LR, qui avait retrouvé un peu d’air grâce aux prises de positions de Bruno Retailleau, risque de peiner à gérer une absence de positionnement clair du gouvernement sur des sujets comme l’immigration. Dès lors, le RN pourrait rapidement apparaître comme une bouée de sauvetage nécessaire pour «laisser vivre» le gouvernement Bayrou, sans que cela ne coûte trop aux autres groupes.
Le PS troque une non-censure contre un non-49.3. La condition de survie du gouvernement Bayrou passe-t-elle par un exercice apaisé, ou véritablement parlementaire, du pouvoir ?
On n’a pas inventé le 49 alinéa 3 pour rien… Ce n’est pas une idée de de Gaulle, mais de Pierre Pflimlin et Guy Mollet. Sous la IVe République, les gouvernements ne tombaient presque jamais à cause d’une motion de censure. Ils chutaient parce qu’ils savaient, une fois mis en minorité, qu’ils ne pourraient pas faire passer leurs textes, notamment leurs budgets. Ils avaient alors le choix entre démissionner ou laisser le pays être paralysé.
On vante souvent la motion de censure constructive allemande, qui oblige à trouver un nouveau chancelier pour en renverser un. Toutefois, regardez Olaf Scholz : ayant perdu sa majorité, il a dû annoncer qu’il démissionnait avant la discussion du budget. À défaut, il n’aurait pas été renversé, mais l’Allemagne aurait été paralysée.

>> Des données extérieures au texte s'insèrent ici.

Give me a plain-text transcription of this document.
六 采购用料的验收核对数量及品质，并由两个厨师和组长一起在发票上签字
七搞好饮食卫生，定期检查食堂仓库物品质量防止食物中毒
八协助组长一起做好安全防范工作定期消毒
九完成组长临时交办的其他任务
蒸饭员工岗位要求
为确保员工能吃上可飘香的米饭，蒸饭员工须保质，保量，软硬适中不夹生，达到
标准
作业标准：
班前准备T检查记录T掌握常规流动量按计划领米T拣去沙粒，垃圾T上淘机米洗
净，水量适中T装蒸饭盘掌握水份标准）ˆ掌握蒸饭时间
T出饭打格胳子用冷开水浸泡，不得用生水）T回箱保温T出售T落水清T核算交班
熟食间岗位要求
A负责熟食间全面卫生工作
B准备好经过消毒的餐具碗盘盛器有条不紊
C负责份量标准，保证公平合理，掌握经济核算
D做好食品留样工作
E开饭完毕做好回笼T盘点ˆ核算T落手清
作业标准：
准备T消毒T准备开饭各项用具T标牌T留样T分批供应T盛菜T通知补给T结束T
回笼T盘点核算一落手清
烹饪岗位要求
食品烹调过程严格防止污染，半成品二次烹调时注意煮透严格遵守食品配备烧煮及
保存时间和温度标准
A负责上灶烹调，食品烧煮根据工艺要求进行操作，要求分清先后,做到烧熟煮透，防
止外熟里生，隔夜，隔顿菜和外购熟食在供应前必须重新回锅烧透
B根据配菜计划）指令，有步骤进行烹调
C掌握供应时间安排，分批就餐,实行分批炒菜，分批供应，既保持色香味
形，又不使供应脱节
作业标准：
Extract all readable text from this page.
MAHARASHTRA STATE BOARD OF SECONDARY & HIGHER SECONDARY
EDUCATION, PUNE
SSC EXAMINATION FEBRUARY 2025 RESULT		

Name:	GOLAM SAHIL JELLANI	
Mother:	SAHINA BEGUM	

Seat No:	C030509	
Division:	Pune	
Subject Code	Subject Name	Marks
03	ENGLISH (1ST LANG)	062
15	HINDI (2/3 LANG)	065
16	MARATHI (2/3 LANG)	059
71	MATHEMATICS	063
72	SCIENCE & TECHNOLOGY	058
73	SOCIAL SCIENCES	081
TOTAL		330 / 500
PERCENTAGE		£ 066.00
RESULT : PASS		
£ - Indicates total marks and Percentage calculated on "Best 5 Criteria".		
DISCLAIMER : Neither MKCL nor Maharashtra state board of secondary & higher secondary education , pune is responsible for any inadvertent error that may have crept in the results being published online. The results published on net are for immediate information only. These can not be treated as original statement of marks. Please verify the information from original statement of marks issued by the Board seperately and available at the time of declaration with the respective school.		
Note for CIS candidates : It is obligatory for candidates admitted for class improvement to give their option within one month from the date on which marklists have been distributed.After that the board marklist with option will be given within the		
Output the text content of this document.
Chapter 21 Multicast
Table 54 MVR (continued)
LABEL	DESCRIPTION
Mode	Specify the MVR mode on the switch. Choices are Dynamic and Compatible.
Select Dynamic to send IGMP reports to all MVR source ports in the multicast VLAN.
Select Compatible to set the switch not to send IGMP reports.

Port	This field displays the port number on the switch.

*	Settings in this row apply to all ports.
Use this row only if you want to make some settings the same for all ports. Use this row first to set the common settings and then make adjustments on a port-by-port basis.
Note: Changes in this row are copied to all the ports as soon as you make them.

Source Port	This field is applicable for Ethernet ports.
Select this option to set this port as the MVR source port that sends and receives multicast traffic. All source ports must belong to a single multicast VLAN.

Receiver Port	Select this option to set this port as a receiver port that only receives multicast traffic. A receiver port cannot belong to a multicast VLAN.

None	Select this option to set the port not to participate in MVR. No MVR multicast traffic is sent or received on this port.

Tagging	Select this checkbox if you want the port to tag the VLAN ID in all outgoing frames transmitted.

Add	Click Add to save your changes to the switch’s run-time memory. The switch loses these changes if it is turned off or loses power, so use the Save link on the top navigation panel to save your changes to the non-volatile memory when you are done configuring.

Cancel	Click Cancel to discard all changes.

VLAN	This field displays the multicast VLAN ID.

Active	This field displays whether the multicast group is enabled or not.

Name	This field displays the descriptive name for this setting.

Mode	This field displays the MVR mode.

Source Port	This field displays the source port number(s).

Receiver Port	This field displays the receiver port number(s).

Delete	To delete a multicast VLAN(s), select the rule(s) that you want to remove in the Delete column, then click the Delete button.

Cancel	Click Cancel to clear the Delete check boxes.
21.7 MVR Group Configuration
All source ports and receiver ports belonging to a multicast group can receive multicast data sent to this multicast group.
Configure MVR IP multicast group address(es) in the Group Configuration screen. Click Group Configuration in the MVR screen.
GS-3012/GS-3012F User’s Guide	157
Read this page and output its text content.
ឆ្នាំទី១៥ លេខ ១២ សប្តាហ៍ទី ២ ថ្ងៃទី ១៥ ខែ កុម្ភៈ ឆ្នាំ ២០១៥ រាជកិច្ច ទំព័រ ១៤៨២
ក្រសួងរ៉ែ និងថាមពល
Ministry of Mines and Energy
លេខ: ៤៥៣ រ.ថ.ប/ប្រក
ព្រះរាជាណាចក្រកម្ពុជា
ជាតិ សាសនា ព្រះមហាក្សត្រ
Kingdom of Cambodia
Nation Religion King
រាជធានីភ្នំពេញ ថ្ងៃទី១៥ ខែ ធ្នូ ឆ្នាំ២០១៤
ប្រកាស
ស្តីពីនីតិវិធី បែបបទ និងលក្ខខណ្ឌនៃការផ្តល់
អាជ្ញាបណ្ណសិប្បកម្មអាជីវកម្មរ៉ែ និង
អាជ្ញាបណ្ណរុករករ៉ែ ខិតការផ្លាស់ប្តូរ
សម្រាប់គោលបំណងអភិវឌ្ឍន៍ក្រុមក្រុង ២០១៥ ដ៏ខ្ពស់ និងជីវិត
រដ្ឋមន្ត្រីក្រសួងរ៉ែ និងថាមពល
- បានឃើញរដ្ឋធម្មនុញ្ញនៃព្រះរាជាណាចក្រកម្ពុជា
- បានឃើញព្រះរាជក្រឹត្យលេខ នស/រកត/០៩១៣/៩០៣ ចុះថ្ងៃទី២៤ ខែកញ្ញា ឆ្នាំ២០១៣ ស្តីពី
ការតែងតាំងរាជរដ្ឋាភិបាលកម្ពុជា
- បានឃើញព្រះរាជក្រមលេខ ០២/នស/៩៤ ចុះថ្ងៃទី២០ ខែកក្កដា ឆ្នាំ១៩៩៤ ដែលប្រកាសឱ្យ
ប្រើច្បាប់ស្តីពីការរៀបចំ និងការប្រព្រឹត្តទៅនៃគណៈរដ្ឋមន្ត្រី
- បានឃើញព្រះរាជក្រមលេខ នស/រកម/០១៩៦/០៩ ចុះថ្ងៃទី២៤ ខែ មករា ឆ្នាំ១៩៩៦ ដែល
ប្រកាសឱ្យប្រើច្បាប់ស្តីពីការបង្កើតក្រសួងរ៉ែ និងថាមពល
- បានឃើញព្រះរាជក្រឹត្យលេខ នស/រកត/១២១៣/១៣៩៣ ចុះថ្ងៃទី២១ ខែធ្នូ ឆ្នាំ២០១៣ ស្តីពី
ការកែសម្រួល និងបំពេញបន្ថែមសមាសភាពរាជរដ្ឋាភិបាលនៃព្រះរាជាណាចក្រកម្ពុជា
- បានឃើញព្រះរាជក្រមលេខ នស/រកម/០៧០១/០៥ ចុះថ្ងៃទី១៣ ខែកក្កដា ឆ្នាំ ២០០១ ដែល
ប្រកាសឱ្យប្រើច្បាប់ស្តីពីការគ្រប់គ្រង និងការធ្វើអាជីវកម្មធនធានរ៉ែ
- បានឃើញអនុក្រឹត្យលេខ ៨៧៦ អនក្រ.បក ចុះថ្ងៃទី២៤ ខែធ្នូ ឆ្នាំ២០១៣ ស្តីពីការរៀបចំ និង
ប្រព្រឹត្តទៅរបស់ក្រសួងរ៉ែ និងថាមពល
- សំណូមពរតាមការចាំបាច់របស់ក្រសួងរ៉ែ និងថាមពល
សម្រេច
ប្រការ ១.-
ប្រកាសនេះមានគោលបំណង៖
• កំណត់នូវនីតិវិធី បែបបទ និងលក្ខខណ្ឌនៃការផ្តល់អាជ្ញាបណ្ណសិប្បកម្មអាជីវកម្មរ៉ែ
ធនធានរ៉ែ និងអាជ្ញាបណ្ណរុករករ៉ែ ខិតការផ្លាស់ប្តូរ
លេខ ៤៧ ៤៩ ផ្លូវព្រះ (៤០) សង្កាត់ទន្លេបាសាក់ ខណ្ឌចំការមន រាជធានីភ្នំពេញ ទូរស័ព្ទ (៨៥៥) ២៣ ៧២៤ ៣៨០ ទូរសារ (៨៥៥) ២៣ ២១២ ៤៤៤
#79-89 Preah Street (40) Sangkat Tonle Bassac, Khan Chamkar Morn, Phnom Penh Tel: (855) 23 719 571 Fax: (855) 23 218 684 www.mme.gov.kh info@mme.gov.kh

Quand on classe les formations politiques entre majorité et opposition, le critère fondamental est le vote du budget : un parti votant le budget appartient à la majorité ; un parti votant contre, à l’opposition. Dire que l’on va se passer du 49 aliéna 3 sur le budget présuppose donc que LR et le PS trouveront, ensemble et avec les macronistes, un modus vivendi et accepteront de facto d’intégrer la majorité. Nous en sommes loin.
Renoncer au 49 aliéna 3 en dehors du budget me semble louable, mais l’exclure pour les textes budgétaires mettrait chacun dans une situation intenable. Les socialistes, notamment, seraient-ils réellement dans une situation enviable s’ils devaient voter un budget avec LR sous les quolibets de LFI ? Or, si un échec sur un budget peut se rattraper, ce sera beaucoup plus difficile en mars. Les formations politiques jouant ce jeu risquent de se retrouver, dans quelques mois, face à un choix cornélien : sacrifier leurs intérêts ou risquer le pire pour le pays.